I have two matrices for which part of the eigenspectrum of one matrix, very closely resembles the eigenspectrum of another matrix, but the only way I'm (currently) able to verify this is quite inelegant.

I am open to any solution, but to present examples here of what I seek, I find it easiest to use MATLAB syntax: In the first example I will define matrices A and B such that two eigenvalues of B are also found in A, and the corresponding two eigenvectors of B are also eigenvectors of A with the same eigenvalues, but this is not apparent without taking the eigenvectors of B whose eigenvalues are shared with A and "searching" to see if those same eigenvectors have the same eigenvalues in A.

Here's an example of two such matrices A and B:

  A      = diag([1 1 -1 -1 -1 -1 1 1 -1 -1 1 1 1 1 -1 -1]);
  B      = diag([19.9385 7.6177 17.2969 9.6177 11.3208 -1 8.6792 1 11.3208 -1 8.6792 1 19.9385 7.6177 17.2969 9.6177]); 
  B(2,1) = 9.2832; B(4,3)=B(2,1); B(14,13)=-B(2,1); B(16,15)=-B(2,1); 
  B      = tril(B,-1)'+B; % Make it Hermitian by mirroring the lower triangle into the upper triangle

By running the command [eig(A)' ; eig(B)'] we see that two of A's eigenvalues (both of them being -1) are shared with B's eigenvalues (A in the top row and B in the bottom row):

-1 -1 -1 -1 -1 -1 -1 -1  1  1  1  1  1  1  1  1
-1 -1  1  1  8  8  9  9 10 10 11 11 17 17 20 20

The eigenvectors of A with eigenvalues -1 also match eigenvectors of B with eigenvalues of -1 but while these appear in columns 1 and 2 of the eigenvector matrix VA of A, they appear in columns 4 and 6 of eigenvector matrix VB of B:

Is there a more elegant way to see this without brute force searching to see if the eigenvectors of the common eigenvalues are shared?

Here is slightly more complicated example where the matrix sizes are not the same, and the eigenvectors are no longer exactly the same, but they are still equivalent (multiplying an eigenvector by a scalar results in a vector that is also an eigenvector, with the same eigenvalue):

I have done quite a bit of searching for a solution, and can say that I'm aware of some related tools such as:

• MATLAB's sort command, but unfortunately this won't work for sorting the above eigenvectors
• Simultaneous diagonalization of two matrices, which sounds quite relevant but seems not to be helpful for this goal.
• Another "simultaneous diagonalization" question was asked on Mathematics.SE but received no answers (though a useful command for extracting eigenvectors corresponding to an eigenvalue of k in the comments: V(:,diag(D)==k)).
• Matrices must commute to share an eigenvector, but this only tells me when not to both trying to match eigenvectors, and doesn't bring me closer to my goal of being able to elegantly match eigenvectors.

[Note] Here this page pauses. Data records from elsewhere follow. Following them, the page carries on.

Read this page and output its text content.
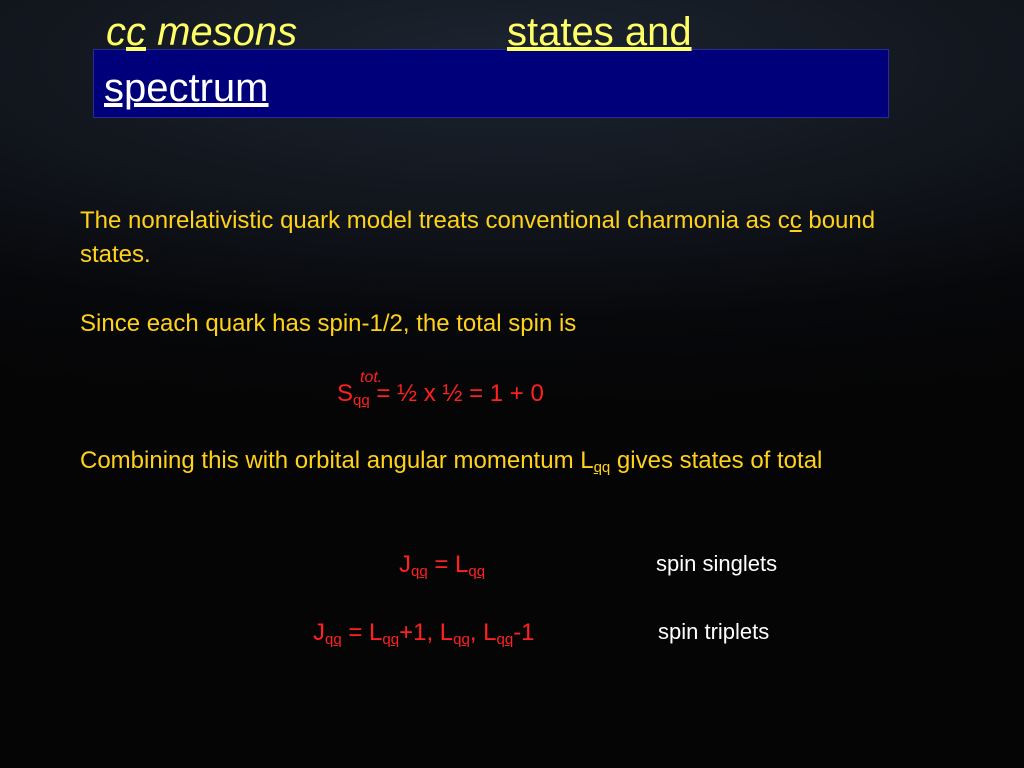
cc mesons	states and
spectrum
The nonrelativistic quark model treats conventional charmonia as cc bound states.
Since each quark has spin-1/2, the total spin is
S
tot.
$_{qq}$ = ½ x ½ = 1 + 0
Combining this with orbital angular momentum $L_{qq}$ gives states of total
$J_{qq} = L_{qq}$	spin singlets
$J_{qq} = L_{qq}+1$, $L_{qq}$, $L_{qq}-1$	spin triplets
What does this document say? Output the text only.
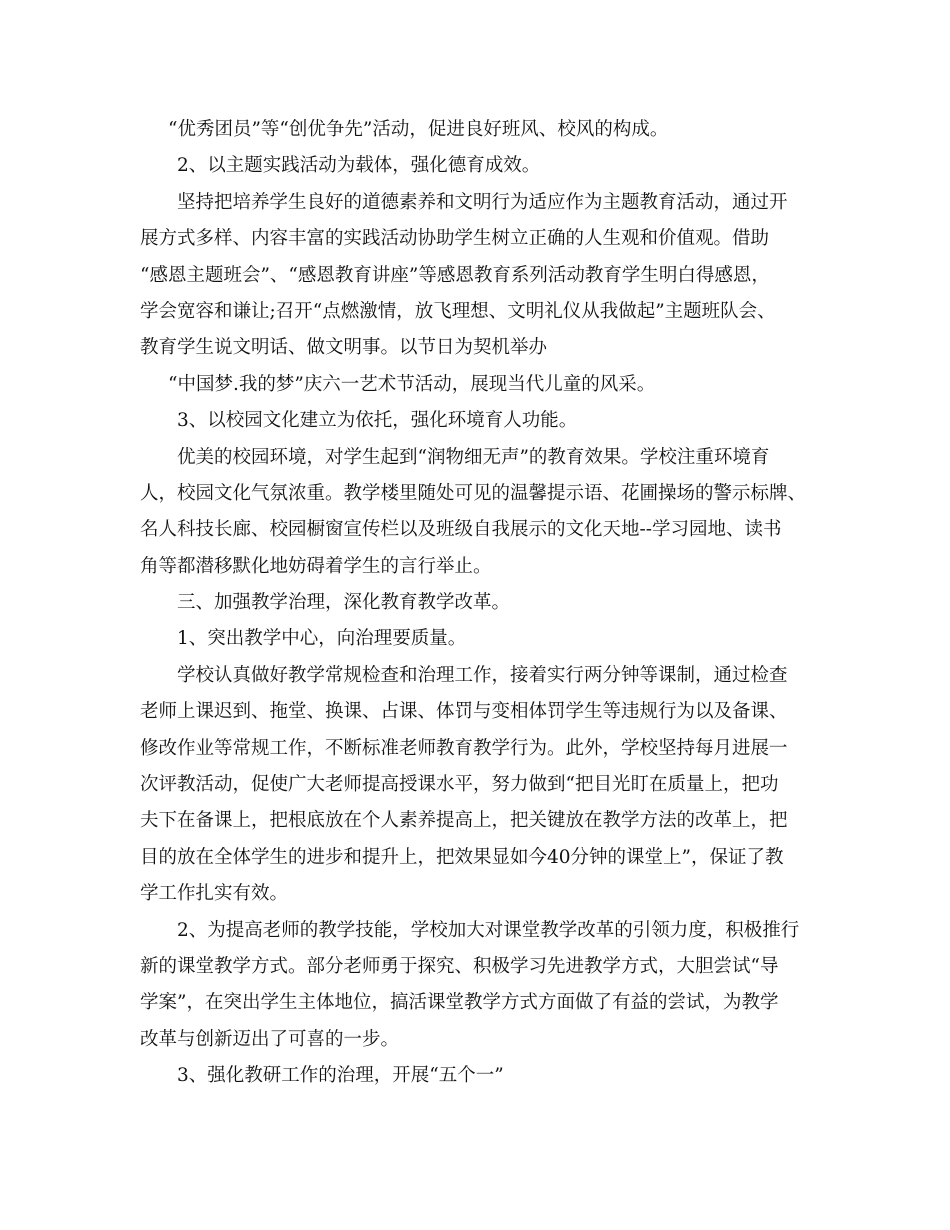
“优秀团员”等“创优争先”活动，促进良好班风、校风的构成。
2、以主题实践活动为载体，强化德育成效。
坚持把培养学生良好的道德素养和文明行为适应作为主题教育活动，通过开
展方式多样、内容丰富的实践活动协助学生树立正确的人生观和价值观。借助
“感恩主题班会”、“感恩教育讲座”等感恩教育系列活动教育学生明白得感恩，
学会宽容和谦让;召开“点燃激情，放飞理想、文明礼仪从我做起”主题班队会、
教育学生说文明话、做文明事。以节日为契机举办
“中国梦.我的梦”庆六一艺术节活动，展现当代儿童的风采。
3、以校园文化建立为依托，强化环境育人功能。
优美的校园环境，对学生起到“润物细无声”的教育效果。学校注重环境育
人，校园文化气氛浓重。教学楼里随处可见的温馨提示语、花圃操场的警示标牌、
名人科技长廊、校园橱窗宣传栏以及班级自我展示的文化天地--学习园地、读书
角等都潜移默化地妨碍着学生的言行举止。
三、加强教学治理，深化教育教学改革。
1、突出教学中心，向治理要质量。
学校认真做好教学常规检查和治理工作，接着实行两分钟等课制，通过检查
老师上课迟到、拖堂、换课、占课、体罚与变相体罚学生等违规行为以及备课、
修改作业等常规工作，不断标准老师教育教学行为。此外，学校坚持每月进展一
次评教活动，促使广大老师提高授课水平，努力做到“把目光盯在质量上，把功
夫下在备课上，把根底放在个人素养提高上，把关键放在教学方法的改革上，把
目的放在全体学生的进步和提升上，把效果显如今40分钟的课堂上”，保证了教
学工作扎实有效。
2、为提高老师的教学技能，学校加大对课堂教学改革的引领力度，积极推行
新的课堂教学方式。部分老师勇于探究、积极学习先进教学方式，大胆尝试“导
学案”，在突出学生主体地位，搞活课堂教学方式方面做了有益的尝试，为教学
改革与创新迈出了可喜的一步。
3、强化教研工作的治理，开展“五个一”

I will first compare all the eigenvalues and all the eigenvectors and then see if both eigenvalues and eigenvectors matches at the same time.

I am not sure if this approach is more elegant. This could be even more brute force. But you can get rid of the tidious searching and matching eigenvalue-eigenvector process and this code should be shorter.

The eigenvectors are compared by taking inner products, as they are easier to implement than outer products. Since matlab normalizes the eigenvectors automatically, by Cauchy–Schwarz inequality, the inner product of linear dependent eigenvectors should be either -1 or 1.

% compare eigenvalues
is_val_same = abs(diag(EA)-diag(EB).') < 1e-8;

% total number of eigenvectors
m=size(VA,2);
n=size(VB,2);

% calculate dot products
dotAB = sum(permute(repmat(conj(VB), 1, 1, m), [1 3 2]).*repmat(VA, 1, 1, n), 1);
dotAB = reshape(dotAB, m, n);

% compare eigenvectors
is_vec_same = abs(abs(dotAB)-1) < 1e-8;

% find the matching eigen pairs
[index_A, index_B]=find(is_vec_same & is_val_same)

Output:

index_A =
 4
 6
16
12

index_B =
 1
 2
 3
 4

This means columns 4 6 16 12 of A correspond to columns 1 2 3 4 of B, respectively.

It also works when matrix sizes are not the same. Dengeneracy can be identified by looking for repeated eigenvectors of A and B, using code similar to that above.